フィードロット飼養頭数、若干の回復ながらも引き続き低水準(豪州)
飼養頭数は60万4千頭に増加も、稼働率は依然として5割台に低迷
豪州フィードロット協会(ALFA)は4月14日、豪州食肉家畜生産者事業団(MLA)との共同調査による四半期ごとの全国フィードロット飼養頭数調査結果を発表した。これによると、2008年3月末時点の総飼養頭数は60万4千頭となり、前回調査(2007年12月末)に比べて3.3%増加したことで、4期連続となった飼養頭数の減少に若干の歯止めをかける形となった。しかし、前年同期との比較では、飼養頭数は30.8%の減少と依然として大幅な落ち込みが続いている。
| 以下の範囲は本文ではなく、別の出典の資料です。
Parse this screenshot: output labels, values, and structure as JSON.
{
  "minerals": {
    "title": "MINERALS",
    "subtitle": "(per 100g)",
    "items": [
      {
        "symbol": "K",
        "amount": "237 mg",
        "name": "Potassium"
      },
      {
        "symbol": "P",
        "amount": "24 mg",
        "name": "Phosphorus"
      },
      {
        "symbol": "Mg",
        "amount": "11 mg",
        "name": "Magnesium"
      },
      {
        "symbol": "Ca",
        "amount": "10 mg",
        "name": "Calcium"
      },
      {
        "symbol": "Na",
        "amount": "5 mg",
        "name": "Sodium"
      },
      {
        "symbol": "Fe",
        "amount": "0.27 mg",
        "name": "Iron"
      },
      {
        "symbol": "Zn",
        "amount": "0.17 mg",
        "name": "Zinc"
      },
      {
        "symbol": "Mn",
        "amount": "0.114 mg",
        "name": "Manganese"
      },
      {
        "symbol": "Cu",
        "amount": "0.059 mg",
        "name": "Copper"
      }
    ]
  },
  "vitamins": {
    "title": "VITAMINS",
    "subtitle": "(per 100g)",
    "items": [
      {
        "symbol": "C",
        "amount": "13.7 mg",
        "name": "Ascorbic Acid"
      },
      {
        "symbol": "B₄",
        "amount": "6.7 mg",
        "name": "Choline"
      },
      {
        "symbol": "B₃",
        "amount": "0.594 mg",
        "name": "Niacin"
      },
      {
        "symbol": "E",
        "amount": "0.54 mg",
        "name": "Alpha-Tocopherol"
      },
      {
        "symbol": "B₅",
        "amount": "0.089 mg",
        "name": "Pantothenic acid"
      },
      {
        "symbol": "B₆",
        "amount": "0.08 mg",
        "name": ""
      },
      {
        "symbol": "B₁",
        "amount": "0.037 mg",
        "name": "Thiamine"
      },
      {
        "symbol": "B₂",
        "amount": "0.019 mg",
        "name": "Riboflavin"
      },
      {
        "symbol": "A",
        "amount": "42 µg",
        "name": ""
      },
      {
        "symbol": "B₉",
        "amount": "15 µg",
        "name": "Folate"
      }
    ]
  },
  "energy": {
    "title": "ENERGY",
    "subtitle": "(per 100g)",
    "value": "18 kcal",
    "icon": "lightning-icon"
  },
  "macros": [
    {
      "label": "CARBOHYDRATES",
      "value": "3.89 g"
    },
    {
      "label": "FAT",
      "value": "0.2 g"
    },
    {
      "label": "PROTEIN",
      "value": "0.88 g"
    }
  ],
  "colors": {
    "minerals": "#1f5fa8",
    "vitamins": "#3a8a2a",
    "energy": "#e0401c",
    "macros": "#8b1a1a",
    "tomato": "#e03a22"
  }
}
一方、フィードロット稼働率については、今後の東南アジア向け需要などを見込んで全体の収容能力が118万7千頭(前回調査から3万頭以上の増加)と拡大する中で、飼養頭数の伸びが低かったことから50.9%となり、最低の水準にまで落ち込んだ前回調査(50.7%)とほぼ同じ結果になった。
QLD州など主要産地での減少が要因
フィードロット飼養頭数について州別の飼養動向を見ると、輸出向けの主要生産拠点であるクイーンズランド(QLD)州が前回調査に続いて減少したほか、ビクトリア(VIC)州などで減少となった。QLD州では、前年同期に比べて14万7千頭減、今回調査で前回調査から増加となったニューサウスウェールズ(NSW)州でも同9万頭減と、いずれも主要生産地で大幅に減少しており、これらが、全体のフィードロット飼養頭数を低迷させる大きな要因となっている。
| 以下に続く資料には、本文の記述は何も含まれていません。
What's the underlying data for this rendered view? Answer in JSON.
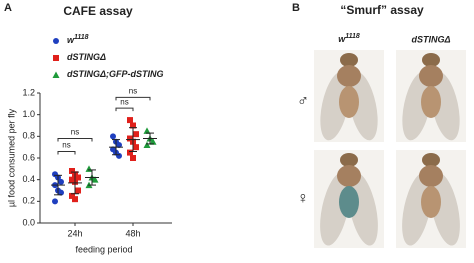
{
  "chart_data": {
    "type": "dotplot",
    "panel_label": "A",
    "title": "CAFE assay",
    "ylabel": "µl food consumed per fly",
    "xlabel": "feeding period",
    "categories": [
      "24h",
      "48h"
    ],
    "ylim": [
      0,
      1.2
    ],
    "yticks": [
      {
        "value": 0,
        "label": "0.0"
      },
      0.2,
      0.4,
      0.6,
      0.8,
      {
        "value": 1,
        "label": "1.0"
      },
      1.2
    ],
    "series": [
      {
        "name": "w",
        "name_sup": "1118",
        "color": "#1f3fbf",
        "marker": "circle",
        "values": [
          [
            0.45,
            0.42,
            0.38,
            0.35,
            0.3,
            0.28,
            0.2
          ],
          [
            0.8,
            0.75,
            0.72,
            0.68,
            0.65,
            0.62
          ]
        ],
        "mean": [
          0.35,
          0.7
        ],
        "sd": [
          0.09,
          0.07
        ]
      },
      {
        "name": "dSTINGΔ",
        "color": "#e0201b",
        "marker": "square",
        "values": [
          [
            0.48,
            0.45,
            0.42,
            0.4,
            0.38,
            0.3,
            0.25,
            0.22
          ],
          [
            0.95,
            0.9,
            0.82,
            0.78,
            0.75,
            0.7,
            0.65,
            0.6
          ]
        ],
        "mean": [
          0.37,
          0.77
        ],
        "sd": [
          0.1,
          0.11
        ]
      },
      {
        "name": "dSTINGΔ;GFP-dSTING",
        "color": "#1e9a3a",
        "marker": "triangle",
        "values": [
          [
            0.5,
            0.42,
            0.4,
            0.35
          ],
          [
            0.85,
            0.78,
            0.75,
            0.72
          ]
        ],
        "mean": [
          0.42,
          0.78
        ],
        "sd": [
          0.07,
          0.05
        ]
      }
    ],
    "annotations": [
      {
        "text": "ns",
        "category": 0,
        "from": 0,
        "to": 1,
        "y": 0.66
      },
      {
        "text": "ns",
        "category": 0,
        "from": 0,
        "to": 2,
        "y": 0.78
      },
      {
        "text": "ns",
        "category": 1,
        "from": 0,
        "to": 1,
        "y": 1.06
      },
      {
        "text": "ns",
        "category": 1,
        "from": 0,
        "to": 2,
        "y": 1.16
      }
    ]
  },
  "panel_b": {
    "label": "B",
    "title": "“Smurf” assay",
    "columns": [
      {
        "text": "w",
        "sup": "1118"
      },
      {
        "text": "dSTINGΔ"
      }
    ],
    "rows": [
      "♂",
      "♀"
    ]
  }
}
穀物価格の低下が回復要因、一方で輸出環境は厳しい状況が続く
フィードロット飼養頭数が前回調査から若干の回復をみせたことについてALFAでは、この四半期でフードロットでの主要飼料原料となるソルガム、大麦の価格が、それぞれ23%安、17%安になったことを挙げている。これにより、高い水準を維持する素牛価格や豪ドル高で推移する為替相場に対して、わずかであるが相殺要因になったとみている。
一方で、主要輸出先である日本、韓国、米国向けの穀物肥育牛肉の輸出量(2007年6月〜2008年3月)は、2007年同時期と比較してそれぞれ、22%、27%、52%の減少となっており、輸出環境は引き続き厳しい状況にある。MLAでは、輸出向けの飼養頭数は、前年同期と比べて30%減に落ち込んでおり、輸出市場での豪ドル高で推移する為替相場の影響や米国産牛肉との競争をその要因として挙げている。
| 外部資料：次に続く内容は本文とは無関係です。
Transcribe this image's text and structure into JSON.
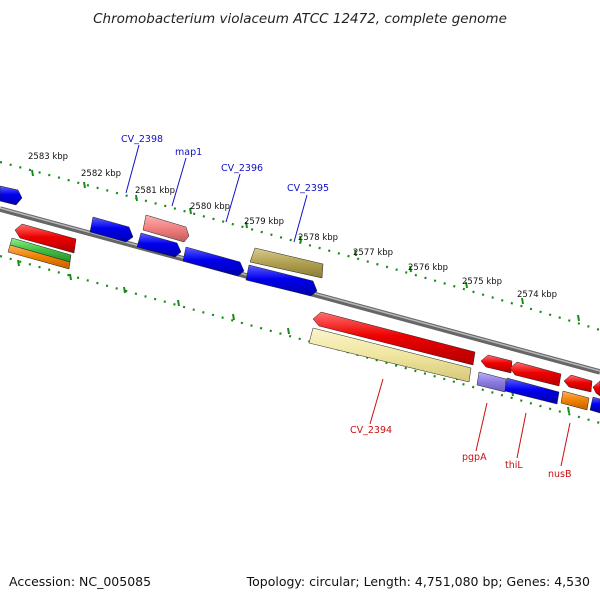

今後の見通しについてALFAでは、世界的な穀物生産の拡大が予想されることで、飼料価格の低下が期待できることからフィードロットの経営環境は改善に向かうとしながらも、エタノール生産に対する各国の支援が続けば、状況は引き続き厳しいとして、豪州でのエタノール生産の拡大に対して警戒を強めている。